Чтобы составить себе ясное представление о тринитарном учении св. Василия, надо обратиться к его двум большим трудам «Против Евномия» и «О Святом Духе», дополняя их, там, где это нужно, и соответствующими местами из его переписки.

В основе всего его богословия лежит принцип апофатический. Это легло в основание его полемики с Евномием. «Сущность Божию знают только Единородный Сын и Святой Дух, мы же возводимы делами Божиими, и из творений уразумеваем Творца и познаем Его премудрость и благость» («Против Евномия», I). «Ко спасению приводит нас не исследование: что такое Бог, но исповедание,что Бог есть» (там же). Если Евномий учил, что сущность Божия есть Его «нерожденность», то св. Василий учит о том, что «сущность не есть что-либо из непринадлежащего Богу, но самое бытие Божие». «Сущность Божия нерожденна, — согласен признать св. Василий, — но не сказал бы, что нерожденность есть сущность» (там же). Ни одно имя не может выразить сущности Божией. «Какая гордость думать, что найдена самая сущность Бога всяческих». Аврааму, Исааку и Иакову Бог не открыл Своего имени, а Евномию, по-видимому, не только имя, но и сущность Свою открыл Бог. Точно так же невозможно считать, что «порождение» есть характер сущности, а показывает лишь отношение Рожденного к Родившему, т.е. соотношение свойств, а вовсе не самую самостоятельность» («Против Евномия», II). Вечность не то же, что и безначальность: нерожденный это тот, кто не имеет никакого начала себя и причины; а вечный тот, кто по бытию — прежде времени. Поэтому Сын, хотя не есть нерожденный, но однако, вечен.

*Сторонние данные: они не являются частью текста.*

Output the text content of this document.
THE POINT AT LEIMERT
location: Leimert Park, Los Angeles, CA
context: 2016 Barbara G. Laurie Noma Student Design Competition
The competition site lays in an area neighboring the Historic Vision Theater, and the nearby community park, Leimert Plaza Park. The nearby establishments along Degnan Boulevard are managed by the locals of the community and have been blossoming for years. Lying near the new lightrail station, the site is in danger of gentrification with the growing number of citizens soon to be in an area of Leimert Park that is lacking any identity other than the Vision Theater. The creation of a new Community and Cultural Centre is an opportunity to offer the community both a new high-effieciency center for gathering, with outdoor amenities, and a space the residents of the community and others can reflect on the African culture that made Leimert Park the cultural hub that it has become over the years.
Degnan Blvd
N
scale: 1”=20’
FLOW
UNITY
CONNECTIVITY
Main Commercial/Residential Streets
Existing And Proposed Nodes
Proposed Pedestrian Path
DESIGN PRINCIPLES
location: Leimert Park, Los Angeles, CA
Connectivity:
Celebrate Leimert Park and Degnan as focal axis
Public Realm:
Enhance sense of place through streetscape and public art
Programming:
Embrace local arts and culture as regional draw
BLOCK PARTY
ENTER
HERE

Надо было постараться точно определить взаимоотношение понятий «сущности» и «Ипостасей ». «Сущность» есть общее понятие всякого бытия; «Ипостась» — понятие индивидуального бытия, конкретной реальности. Взаимное отношение их можно определить, как отношение «родового» к «личному», специфическому. Человек есть «усия», «сущность», Павел есть «Ипостась» {Письмо 38 к св. Григорию Нисскому; «О Святом Духе», XVII; cf. В. Болотов: «Лекции», том IV, стр. 89; А. Спасский: «Ист. догм. движ.», стр. 493-497.}.

Отличительным свойством Ипостаси, ее свойством является то, что обеспечивает ей самостоятельное бытие. «Сущность», «усия» есть бытие вообще; «Ипостась» есть определенное бытие, «бытие чем-то», окачествованное существование. Это все философски восходит к Порфирию, и, таким образом, каппадокийская терминология является в каком-то смысле христианским оправданием неоплатонизма. Недостатки такого определения будут указаны ниже. Важно в данном случае то, что мысль св. Василия не может примириться с употреблением в тринитарной терминологии выражения «одна Ипостась».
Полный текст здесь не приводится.